Same behaviour here with the Spain and Germany maps since yesterday update at 4 AM. The Portugal update also had some problems but the machines returned to a good state after a few hours.

I'm using https://github.com/mediagis/nominatim-docker

lonvia commented 2 weeks ago

Same remedy if the geofabrik daily diffs cause issues. Stop updates, kill copy (or simply restart postgres), run catch-up with a very large replication size.

ArvyRogerio commented 2 weeks ago

@lonvia question: I need to run "NOMINATIM_REPLICATION_MAX_DIFF=10000 nominatim replication --catch-up" only once and, after completed, run my daily-script normally (adding "export" in the 3 constants)?

"NOMINATIM_REPLICATION_MAX_DIFF=10000 nominatim replication --catch-up" is just to fix this or I need to run more times?

My need is update once per day.

lonvia commented 2 weeks ago

The "catch-up" ensures that you jump over the problematic edits in the updates. It only needs to be done once and then updates can continue as usual. (Until the next time it gets stuck, that is. The vandalism is sadly still not completely contained.)

As for your use of planet updates: I suggest that you reimport the Brasil extract and start again from there. The year of applying planet updates will have added a lot of garbage to your database.

ArvyRogerio commented 2 weeks ago

@lonvia thanks, I did't know about the "export" in the daily script... so, basically I can drop the database, redo the:

nominatim import --osm-file <path>/brazil-latest.osm.pbf

and then just run daily:

!/bin/bash

export NOMINATIM_REPLICATION_URL="http://download.geofabrik.de/south-america/brazil-updates" export NOMINATIM_REPLICATION_UPDATE_INTERVAL=86400 export NOMINATIM_REPLICATION_RECHECK_INTERVAL=3600

cd /dados/nominatim/nominatim-planet nominatim replication --once

It's ok then? I only will use Brazil data.
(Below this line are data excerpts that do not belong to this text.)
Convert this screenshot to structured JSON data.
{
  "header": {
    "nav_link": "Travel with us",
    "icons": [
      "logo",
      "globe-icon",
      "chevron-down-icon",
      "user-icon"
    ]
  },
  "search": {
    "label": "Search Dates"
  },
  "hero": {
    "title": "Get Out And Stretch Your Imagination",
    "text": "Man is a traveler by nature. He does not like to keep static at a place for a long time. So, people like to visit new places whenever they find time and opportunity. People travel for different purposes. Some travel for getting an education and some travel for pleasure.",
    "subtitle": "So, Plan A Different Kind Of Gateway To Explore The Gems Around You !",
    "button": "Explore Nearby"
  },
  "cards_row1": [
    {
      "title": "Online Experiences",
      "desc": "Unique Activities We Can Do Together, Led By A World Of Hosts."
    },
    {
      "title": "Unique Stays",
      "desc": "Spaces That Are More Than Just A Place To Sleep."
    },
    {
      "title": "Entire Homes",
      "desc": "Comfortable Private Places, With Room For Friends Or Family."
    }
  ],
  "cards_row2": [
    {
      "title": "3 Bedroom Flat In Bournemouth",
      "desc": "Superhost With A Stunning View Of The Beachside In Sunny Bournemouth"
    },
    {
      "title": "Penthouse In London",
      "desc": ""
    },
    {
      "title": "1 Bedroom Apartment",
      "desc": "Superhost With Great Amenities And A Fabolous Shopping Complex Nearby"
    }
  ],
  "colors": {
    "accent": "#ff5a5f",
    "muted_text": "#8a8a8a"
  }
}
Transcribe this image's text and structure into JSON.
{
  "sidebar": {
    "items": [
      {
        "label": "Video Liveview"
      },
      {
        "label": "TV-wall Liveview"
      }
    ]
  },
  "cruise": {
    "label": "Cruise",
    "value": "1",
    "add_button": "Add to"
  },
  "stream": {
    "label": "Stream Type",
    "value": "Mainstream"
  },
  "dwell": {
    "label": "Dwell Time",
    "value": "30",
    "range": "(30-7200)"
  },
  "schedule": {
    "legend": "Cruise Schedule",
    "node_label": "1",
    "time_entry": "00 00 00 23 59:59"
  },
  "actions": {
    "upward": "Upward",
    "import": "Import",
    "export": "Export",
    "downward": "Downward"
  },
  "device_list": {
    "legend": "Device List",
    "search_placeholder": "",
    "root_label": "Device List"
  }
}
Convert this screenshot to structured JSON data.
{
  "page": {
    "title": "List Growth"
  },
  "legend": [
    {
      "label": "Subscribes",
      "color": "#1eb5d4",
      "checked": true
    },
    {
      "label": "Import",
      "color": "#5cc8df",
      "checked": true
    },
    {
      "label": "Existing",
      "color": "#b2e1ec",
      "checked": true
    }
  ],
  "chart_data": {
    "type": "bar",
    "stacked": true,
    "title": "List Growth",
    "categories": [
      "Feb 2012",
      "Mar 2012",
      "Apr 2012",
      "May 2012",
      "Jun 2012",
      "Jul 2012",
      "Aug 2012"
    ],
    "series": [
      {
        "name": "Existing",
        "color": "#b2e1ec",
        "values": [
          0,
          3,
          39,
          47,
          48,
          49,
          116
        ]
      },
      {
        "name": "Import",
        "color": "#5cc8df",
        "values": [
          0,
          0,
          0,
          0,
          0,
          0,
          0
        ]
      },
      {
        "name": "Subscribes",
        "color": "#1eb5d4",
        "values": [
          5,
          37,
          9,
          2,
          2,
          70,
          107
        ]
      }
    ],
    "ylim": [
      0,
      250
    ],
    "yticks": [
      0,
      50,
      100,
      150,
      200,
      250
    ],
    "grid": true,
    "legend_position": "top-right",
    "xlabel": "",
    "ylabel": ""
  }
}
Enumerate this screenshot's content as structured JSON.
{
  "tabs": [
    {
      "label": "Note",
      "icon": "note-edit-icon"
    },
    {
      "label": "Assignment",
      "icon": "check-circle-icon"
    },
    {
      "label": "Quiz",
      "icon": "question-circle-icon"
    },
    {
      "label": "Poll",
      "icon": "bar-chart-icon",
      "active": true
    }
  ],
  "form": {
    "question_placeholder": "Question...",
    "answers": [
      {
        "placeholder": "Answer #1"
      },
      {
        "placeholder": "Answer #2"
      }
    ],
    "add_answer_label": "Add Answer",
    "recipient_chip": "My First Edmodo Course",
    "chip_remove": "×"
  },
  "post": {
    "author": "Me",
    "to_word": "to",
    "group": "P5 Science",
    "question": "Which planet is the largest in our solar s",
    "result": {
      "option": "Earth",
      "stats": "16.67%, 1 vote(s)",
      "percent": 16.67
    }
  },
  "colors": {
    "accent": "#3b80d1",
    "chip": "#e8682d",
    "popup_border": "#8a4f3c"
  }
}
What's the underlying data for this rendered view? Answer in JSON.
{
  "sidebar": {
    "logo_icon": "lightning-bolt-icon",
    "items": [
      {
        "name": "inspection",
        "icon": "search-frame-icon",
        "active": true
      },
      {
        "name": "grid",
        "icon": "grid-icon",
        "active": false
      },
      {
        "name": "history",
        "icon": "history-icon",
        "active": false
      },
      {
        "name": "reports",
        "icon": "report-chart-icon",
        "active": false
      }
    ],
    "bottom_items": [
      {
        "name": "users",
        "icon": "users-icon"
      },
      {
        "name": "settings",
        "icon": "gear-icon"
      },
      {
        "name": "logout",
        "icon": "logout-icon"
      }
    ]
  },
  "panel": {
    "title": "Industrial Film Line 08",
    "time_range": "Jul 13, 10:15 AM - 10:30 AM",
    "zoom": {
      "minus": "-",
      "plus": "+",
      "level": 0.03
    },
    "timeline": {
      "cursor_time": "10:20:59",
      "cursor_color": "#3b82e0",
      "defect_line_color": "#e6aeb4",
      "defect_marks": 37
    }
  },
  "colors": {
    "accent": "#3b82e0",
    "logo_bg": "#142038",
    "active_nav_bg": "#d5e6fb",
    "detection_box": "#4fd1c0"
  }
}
mtmail commented 2 weeks ago

@ArvyRogerio That looks good.

ArvyRogerio commented 2 weeks ago

Done. Re-imported and ran the update script. For now, looks fine. BTW, no more errors. Thanks a lot for your help. I'll monitor for some days.

nominatim@server:~$ ./nominatim-updater 2024-06-18 15:05:57: Using project directory: /dados/nominatim/nominatim-planet 2024-06-18 15:06:03: Update completed. Import: 0:00:00. Total: 0:00:00. Remaining backlog: 2 days, 0:46:31.